In the DSS IRD, the microcontroller that controls the card - decoder interface is a custom microcontroller. It is also protected. With the European VideoCrypt system, a major mistake was made and this microcontroller was not protected. Hackers were able to dump out the ROM from this controller and were able to attack the system. They rewrote the code and loaded into an EPROM version of the microcontroller. This modified code looked for the card's identity number in a switch off packet. This hack, known as the KENtucky Fried Chip, prevented Sky from switching off a smart card.
Of course the card - decoder microcontroller would have been the first chip in the DSS IRD to have been reverse engineered. The reverse engineering of a customized microcontroller is not, in most cases, as difficult as a smart card. In mass produced IRDs and decoders, the microcontrollers used are typically ROM versions of commonly available microcontrollers. Some of them have simple back doors.
The 74h packet is the workhorse of the VideoCrypt system. This message packet carries all of the card turn on and turn off codes. It is also used as the input data for the hashing algorithm that generates the decryption key.
The data in this packet has a 27 - 4 - 1 structure. The first twenty seven bytes contain the decoder flags, the card addressing instructions, the channel identifier and the card addresses affected by this packet. The next four bytes are a hash algorithm checksum.
When the packet is processed by the hash algorithm, part of the results in stages 28, 29, 30 and 31 should equal the bytes in these checksum bytes. The card will reject packets that do not have a valid checksum. The function of the checksum is to prevent a chosen plaintext attack on the hash algorithm or a third party authorisation of a smart card.

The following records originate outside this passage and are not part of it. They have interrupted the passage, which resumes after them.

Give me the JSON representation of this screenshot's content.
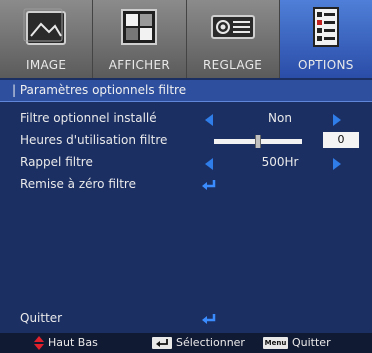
{
  "tabs": [
    {
      "label": "IMAGE",
      "icon": "image-icon",
      "active": false
    },
    {
      "label": "AFFICHER",
      "icon": "display-icon",
      "active": false
    },
    {
      "label": "REGLAGE",
      "icon": "projector-icon",
      "active": false
    },
    {
      "label": "OPTIONS",
      "icon": "options-icon",
      "active": true
    }
  ],
  "breadcrumb": "| Paramètres optionnels filtre",
  "rows": {
    "filter_installed": {
      "label": "Filtre optionnel installé",
      "value": "Non"
    },
    "filter_hours": {
      "label": "Heures d'utilisation filtre",
      "value": "0",
      "slider_fraction": 0.5
    },
    "filter_reminder": {
      "label": "Rappel filtre",
      "value": "500Hr"
    },
    "filter_reset": {
      "label": "Remise à zéro filtre"
    },
    "quit": {
      "label": "Quitter"
    }
  },
  "footer": {
    "nav": "Haut Bas",
    "select": "Sélectionner",
    "menu_key": "Menu",
    "quit": "Quitter"
  },
  "colors": {
    "background": "#1b2f63",
    "active_tab": "#3d6bc8",
    "arrow": "#2f7de9",
    "enter_icon": "#3b8cff",
    "nav_icon": "#e0202a"
  }
}
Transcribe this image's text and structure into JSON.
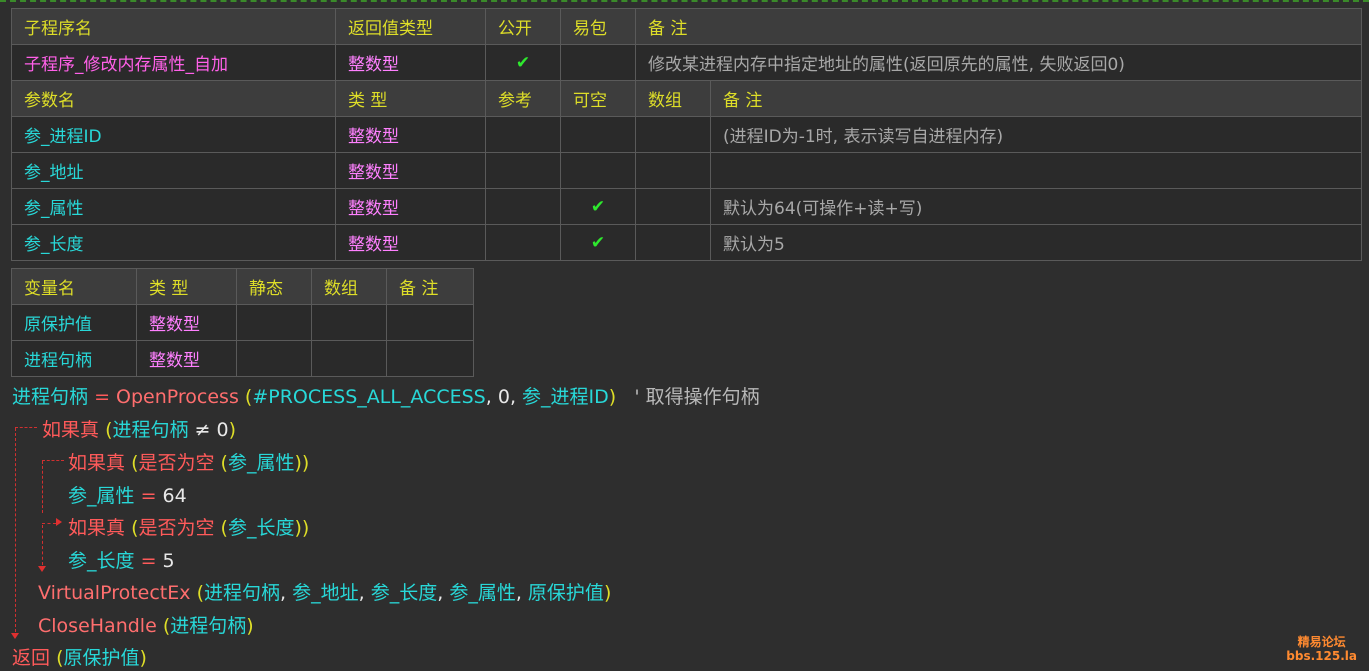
{
  "sub_table": {
    "headers": [
      "子程序名",
      "返回值类型",
      "公开",
      "易包",
      "备 注"
    ],
    "name": "子程序_修改内存属性_自加",
    "return_type": "整数型",
    "public_mark": "✔",
    "remark": "修改某进程内存中指定地址的属性(返回原先的属性, 失败返回0)",
    "param_headers": [
      "参数名",
      "类 型",
      "参考",
      "可空",
      "数组",
      "备 注"
    ],
    "params": [
      {
        "name": "参_进程ID",
        "type": "整数型",
        "ref": "",
        "nullable": "",
        "array": "",
        "remark": "(进程ID为-1时, 表示读写自进程内存)"
      },
      {
        "name": "参_地址",
        "type": "整数型",
        "ref": "",
        "nullable": "",
        "array": "",
        "remark": ""
      },
      {
        "name": "参_属性",
        "type": "整数型",
        "ref": "",
        "nullable": "✔",
        "array": "",
        "remark": "默认为64(可操作+读+写)"
      },
      {
        "name": "参_长度",
        "type": "整数型",
        "ref": "",
        "nullable": "✔",
        "array": "",
        "remark": "默认为5"
      }
    ]
  },
  "var_table": {
    "headers": [
      "变量名",
      "类 型",
      "静态",
      "数组",
      "备 注"
    ],
    "vars": [
      {
        "name": "原保护值",
        "type": "整数型"
      },
      {
        "name": "进程句柄",
        "type": "整数型"
      }
    ]
  },
  "code": {
    "l1_var": "进程句柄",
    "l1_eq": "=",
    "l1_fn": "OpenProcess",
    "l1_open": "(",
    "l1_const": "#PROCESS_ALL_ACCESS",
    "l1_sep1": ",",
    "l1_zero": "0",
    "l1_sep2": ",",
    "l1_arg": "参_进程ID",
    "l1_close": ")",
    "l1_comment": "' 取得操作句柄",
    "l2_kw": "如果真",
    "l2_open": "(",
    "l2_var": "进程句柄",
    "l2_op": "≠",
    "l2_zero": "0",
    "l2_close": ")",
    "l3_kw": "如果真",
    "l3_open": "(",
    "l3_fn": "是否为空",
    "l3_inner_open": "(",
    "l3_arg": "参_属性",
    "l3_close": "))",
    "l4_var": "参_属性",
    "l4_eq": "=",
    "l4_val": "64",
    "l5_kw": "如果真",
    "l5_open": "(",
    "l5_fn": "是否为空",
    "l5_inner_open": "(",
    "l5_arg": "参_长度",
    "l5_close": "))",
    "l6_var": "参_长度",
    "l6_eq": "=",
    "l6_val": "5",
    "l7_fn": "VirtualProtectEx",
    "l7_open": "(",
    "l7_args": [
      "进程句柄",
      "参_地址",
      "参_长度",
      "参_属性",
      "原保护值"
    ],
    "l7_sep": ",",
    "l7_close": ")",
    "l8_fn": "CloseHandle",
    "l8_open": "(",
    "l8_arg": "进程句柄",
    "l8_close": ")",
    "l9_kw": "返回",
    "l9_open": "(",
    "l9_arg": "原保护值",
    "l9_close": ")"
  },
  "watermark": {
    "line1": "精易论坛",
    "line2": "bbs.125.la"
  }
}
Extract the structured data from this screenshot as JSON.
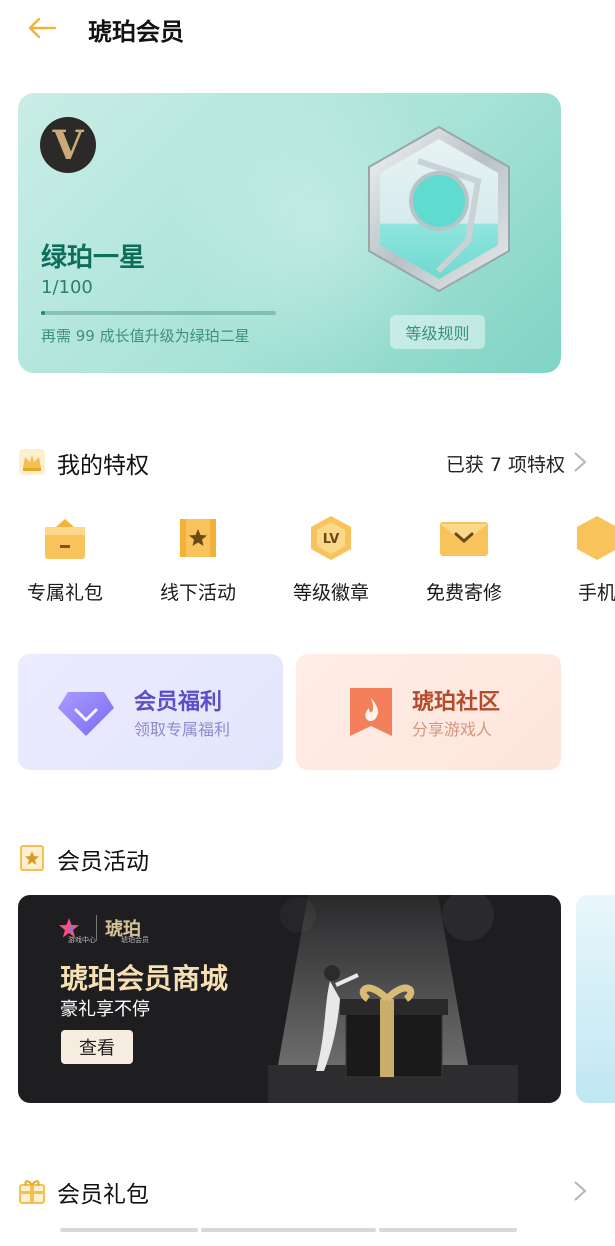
{
  "header": {
    "title": "琥珀会员"
  },
  "level_card": {
    "logo_letter": "V",
    "level_name": "绿珀一星",
    "progress_text": "1/100",
    "progress_fraction": 0.01,
    "upgrade_hint": "再需 99 成长值升级为绿珀二星",
    "rules_button": "等级规则"
  },
  "privileges": {
    "title": "我的特权",
    "count_text": "已获 7 项特权",
    "items": [
      {
        "label": "专属礼包",
        "icon": "gift-box-icon"
      },
      {
        "label": "线下活动",
        "icon": "star-flag-icon"
      },
      {
        "label": "等级徽章",
        "icon": "lv-badge-icon"
      },
      {
        "label": "免费寄修",
        "icon": "envelope-icon"
      },
      {
        "label": "手机",
        "icon": "hexagon-icon"
      }
    ]
  },
  "tiles": {
    "welfare": {
      "title": "会员福利",
      "subtitle": "领取专属福利"
    },
    "community": {
      "title": "琥珀社区",
      "subtitle": "分享游戏人"
    }
  },
  "activities": {
    "title": "会员活动",
    "banner": {
      "logo_left": "游戏中心",
      "logo_brand": "琥珀",
      "logo_right": "琥珀会员",
      "title": "琥珀会员商城",
      "subtitle": "豪礼享不停",
      "button": "查看"
    }
  },
  "gift_packs": {
    "title": "会员礼包"
  },
  "colors": {
    "accent_gold": "#f0b43c",
    "card_green": "#a9e3d8",
    "level_text": "#0f6e5b",
    "purple": "#5b4ec9",
    "orange": "#b44b2c"
  }
}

The final byte is a packet checksum. The value of this byte is that required to bring the sum of the bytes in the packet to a multiple of 256.
Byte 0 in this packet carries the decoder flags. It effectively tells the decoder how the packet is to be handled. The high nybble identifies the type of scrambling in use. A value of Cxh indicates that the channel is not scrambled. A value of Exh or Fxh indicates that the channel is hard scrambled. The Dxh value may indicate a free access mode of scrambling. The value x8h as the low nybble indicates that the packet is to be used to generate a new decryption key. The value x0h indicates that the packet is an information packet and is not to be used to generate a new key.
Another important element is the packet type byte. This byte identifies the packet as being a switch-on, switch-off or ECM packet. The ECM packet is the packet that carries the Nanocommands. Basically speaking, the area of the packet that would normally be occupied by card identity numbers carry a routine that is loaded into the smart card. This is the back door.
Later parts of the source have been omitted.